I think the Archbishop is aware that the Anglican Communion is about to founder over the issue of homosexuality, and he’s not willing to see endless attempts to patch holes in a ship that ought to have long since slipped beneath the waves.  The most moving part of Monday’s talk was his suggestion for a way forward, after the separation has happened:

But if there is no easy solution, and there is not, we can at least
think about this simple suggestion. If it is difficult for us to stand
together at the Lord’s Table as we might wish, can we continue to be
friends? Its sounds so weak, doesn’t? But, I actually think it is of
great significance. It is a way of saying that we do not know how to go
on being visibly full brothers and sisters, that we can find no clear
visible way of expressing any sense of being together in the Body of
Christ. But this is the case already with a number of other Christian
bodies, and several other Christian bodies view us in this way, notably
the Roman Catholic and Orthodox Churches. And yet we maintain respect
and often something more than respect. Friendship in Christ, it seems,
is possible even when sacramental communion isn’t.
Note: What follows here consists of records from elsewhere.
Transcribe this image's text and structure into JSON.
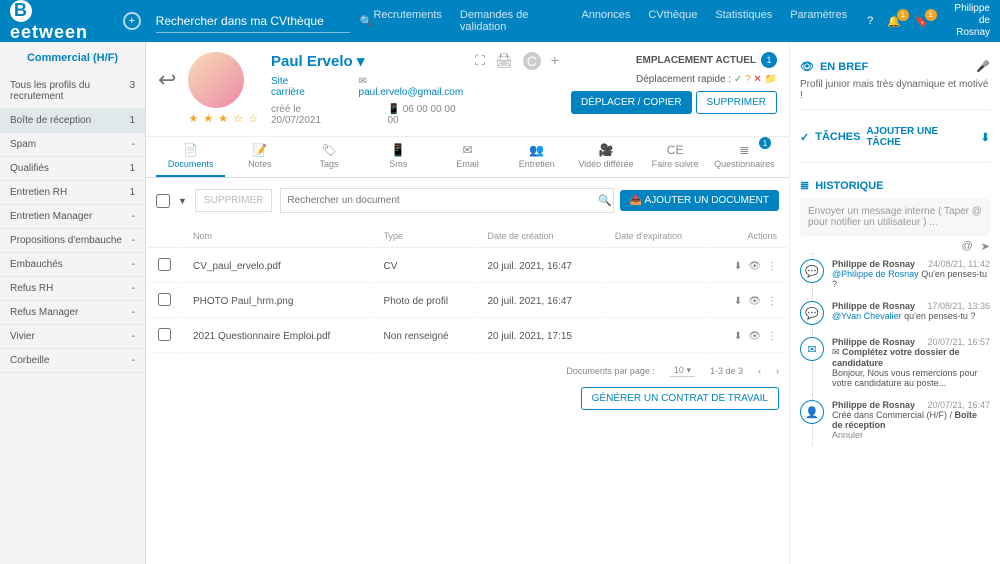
{
  "header": {
    "brand": "eetween",
    "search_placeholder": "Rechercher dans ma CVthèque",
    "nav": [
      "Recrutements",
      "Demandes de validation",
      "Annonces",
      "CVthèque",
      "Statistiques",
      "Paramètres"
    ],
    "notif1": "1",
    "notif2": "1",
    "user_first": "Philippe",
    "user_last": "de Rosnay"
  },
  "sidebar": {
    "title": "Commercial (H/F)",
    "items": [
      {
        "label": "Tous les profils du recrutement",
        "count": "3"
      },
      {
        "label": "Boîte de réception",
        "count": "1",
        "active": true
      },
      {
        "label": "Spam",
        "count": "-"
      },
      {
        "label": "Qualifiés",
        "count": "1"
      },
      {
        "label": "Entretien RH",
        "count": "1"
      },
      {
        "label": "Entretien Manager",
        "count": "-"
      },
      {
        "label": "Propositions d'embauche",
        "count": "-"
      },
      {
        "label": "Embauchés",
        "count": "-"
      },
      {
        "label": "Refus RH",
        "count": "-"
      },
      {
        "label": "Refus Manager",
        "count": "-"
      },
      {
        "label": "Vivier",
        "count": "-"
      },
      {
        "label": "Corbeille",
        "count": "-"
      }
    ]
  },
  "profile": {
    "name": "Paul Ervelo",
    "site": "Site carrière",
    "email": "paul.ervelo@gmail.com",
    "created": "créé le 20/07/2021",
    "phone": "06 00 00 00 00",
    "stars": "★ ★ ★ ☆ ☆",
    "loc_title": "EMPLACEMENT ACTUEL",
    "loc_count": "1",
    "quick_move": "Déplacement rapide :",
    "btn_move": "DÉPLACER / COPIER",
    "btn_delete": "SUPPRIMER"
  },
  "tabs": [
    {
      "icon": "📄",
      "label": "Documents",
      "active": true
    },
    {
      "icon": "📝",
      "label": "Notes"
    },
    {
      "icon": "🏷",
      "label": "Tags"
    },
    {
      "icon": "📱",
      "label": "Sms"
    },
    {
      "icon": "✉",
      "label": "Email"
    },
    {
      "icon": "👥",
      "label": "Entretien"
    },
    {
      "icon": "🎥",
      "label": "Vidéo différée"
    },
    {
      "icon": "CE",
      "label": "Faire suivre"
    },
    {
      "icon": "≣",
      "label": "Questionnaires",
      "badge": "1"
    }
  ],
  "docs": {
    "btn_delete": "SUPPRIMER",
    "search_placeholder": "Rechercher un document",
    "btn_add": "AJOUTER UN DOCUMENT",
    "columns": [
      "Nom",
      "Type",
      "Date de création",
      "Date d'expiration",
      "Actions"
    ],
    "rows": [
      {
        "name": "CV_paul_ervelo.pdf",
        "type": "CV",
        "created": "20 juil. 2021, 16:47",
        "exp": ""
      },
      {
        "name": "PHOTO Paul_hrm.png",
        "type": "Photo de profil",
        "created": "20 juil. 2021, 16:47",
        "exp": ""
      },
      {
        "name": "2021 Questionnaire Emploi.pdf",
        "type": "Non renseigné",
        "created": "20 juil. 2021, 17:15",
        "exp": ""
      }
    ],
    "per_page_label": "Documents par page :",
    "per_page": "10",
    "range": "1-3 de 3",
    "contract_btn": "GÉNÉRER UN CONTRAT DE TRAVAIL"
  },
  "brief": {
    "title": "EN BREF",
    "text": "Profil junior mais très dynamique et motivé !"
  },
  "tasks": {
    "title": "TÂCHES",
    "add": "AJOUTER UNE TÂCHE"
  },
  "history": {
    "title": "HISTORIQUE",
    "placeholder": "Envoyer un message interne ( Taper @ pour notifier un utilisateur ) ...",
    "items": [
      {
        "icon": "💬",
        "user": "Philippe de Rosnay",
        "date": "24/08/21, 11:42",
        "mention": "@Philippe de Rosnay",
        "text": " Qu'en penses-tu ?"
      },
      {
        "icon": "💬",
        "user": "Philippe de Rosnay",
        "date": "17/08/21, 13:36",
        "mention": "@Yvan Chevalier",
        "text": " qu'en penses-tu ?"
      },
      {
        "icon": "✉",
        "user": "Philippe de Rosnay",
        "date": "20/07/21, 16:57",
        "subject": "Complétez votre dossier de candidature",
        "body": "Bonjour, Nous vous remercions pour votre candidature au poste..."
      },
      {
        "icon": "👤",
        "user": "Philippe de Rosnay",
        "date": "20/07/21, 16:47",
        "text": "Créé dans Commercial (H/F) / ",
        "bold": "Boîte de réception",
        "cancel": "Annuler"
      }
    ]
  }
}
What would be the defining qualities of this future friendship?  Williams is magnificent here:

Friendship in Christ is a willingness to share prayer, to listen
without rancour to each another, to respect and even enjoy difference,
to be patient with each other, not expecting quick healing of divisions
but not walking away every time difference raises its head. Friendship
in Christ is best and most creative when it is linked with sacramental
fellowship; but if that fellowship is hard or controversial, we need to
remember from our ecumenical experience that this need not and should
not mean a spirit of bitter contempt towards each other. It has taken
the great churches of the world centuries to make this sort of
friendship a routine matter, but, thank God, it is so now for the most
part. Can we make a resolution - not pass but make a resolution – that
it will not take so long to confirm these bonds between us? Of course
it is harder in some ways: direct conflict and even rivalry darkens the
sky so much. But when we cannot witness together as fully as we long to
do, this is something of real witness nonetheless. We can look at and
listen to the language we use about each other and watch how easily we
are ready to let it slip from proper and honest disagreement towards
contempt and mutual exclusion
. Yet as baptised believers, we still have
something to offer each other; and the friendship of the baptised
should remain, whatever else divides.

Bold emphases in this and earlier sections are mine.

All my life, I’ve been interested in those who work at building bridges across ideological and theological divides.  To stay in friendly relationship with those with whom one disagrees mightily –without ignoring those disagreements — is vital.  Far too many of my friends surround themselves with those who share their world view.  (I remember a friend of my mother’s, years ago after the 1984 election, express disbelief that Reagan had been reelected.  "But everyone I know voted for Mondale", she said, with a tone that implied that Fritz’s overwhelming  defeat must therefore have been due to fraud.) Lord, save us from only being in relationship with those who know you as we do!  Save us from only breaking bread with those who understand your word as we think it ought to be understood; save us from our hubris and our petty certainties, and save us from isolation into intellectual and theological ghettoes where we are always surrounded by "our kind of people."  But save us also from false unity with those with whom there can be no real agreement!   Archbishop Williams wants a third way , and he calls that third way neither unity nor division, but friendship.